1 Souvenirs du Rwanda, un quart de siècle plus tard
Un quart de siècle, ce n’est rien. Les souvenirs
que j’avais gardés du Rwanda sont remontés brusquement. Aussi brûlants qu’au
premier jour. En voici le récit.
La lente descente
aux enfers
Lorsque je découvris le Rwanda à la fin des
années 80, le « pays des milles coopérants » bénéficiait de toutes les
indulgences. Le président Habyarimana venait régulièrement partager les prières
du château de Laeken et les fidèles se pressaient dans les églises catholiques.
En août 1990, le président Habyarimana mesurait cependant la montée des périls.

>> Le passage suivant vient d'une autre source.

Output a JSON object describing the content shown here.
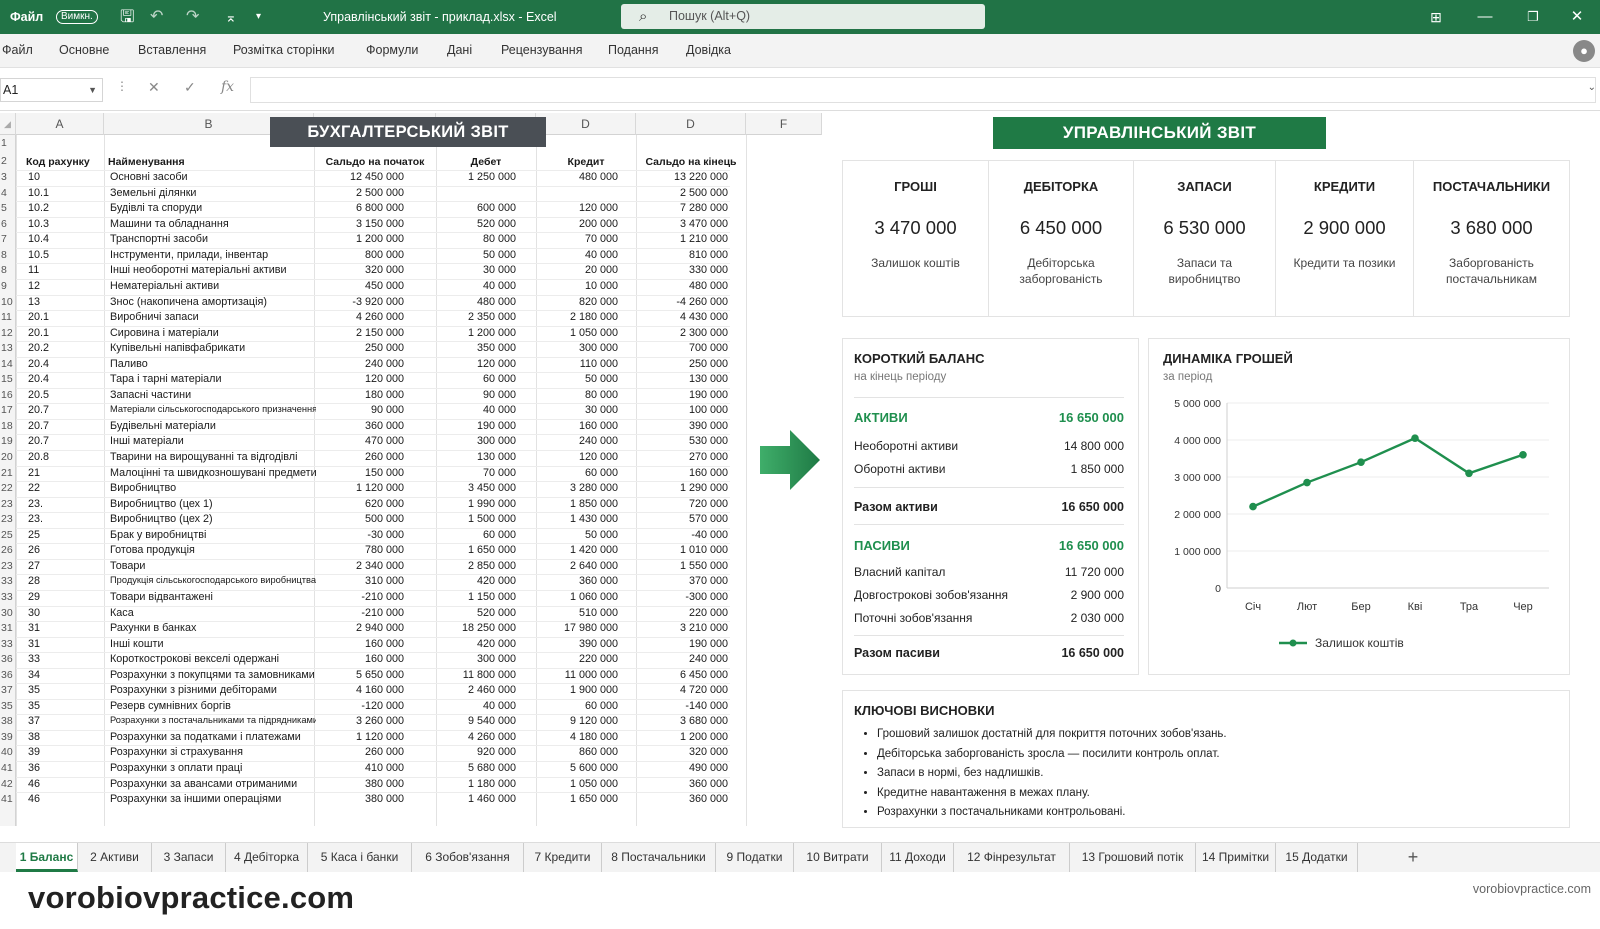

A l’occasion d’une longue interview qu’il m’accorda dans sa villa de Remera, à
l’extérieur de la ville, il souligna les difficultés économiques du pays,
invoquant le surpeuplement pour exclure toute idée d’un retour des Tutsis
réfugiés dans les pays voisins : « vous voyez bien qu’il n’y a pas de place !
». Me présentant son épouse Agathe il déclara en souriant : « c’est elle le véritable
chef ». Commentant la prochaine venue du Pape, il s’interrogea sur le coût que
son pays devrait supporter, à tel point que je me permis une plaisanterie de
mauvais goût : « un malheur n’arrive jamais seul. »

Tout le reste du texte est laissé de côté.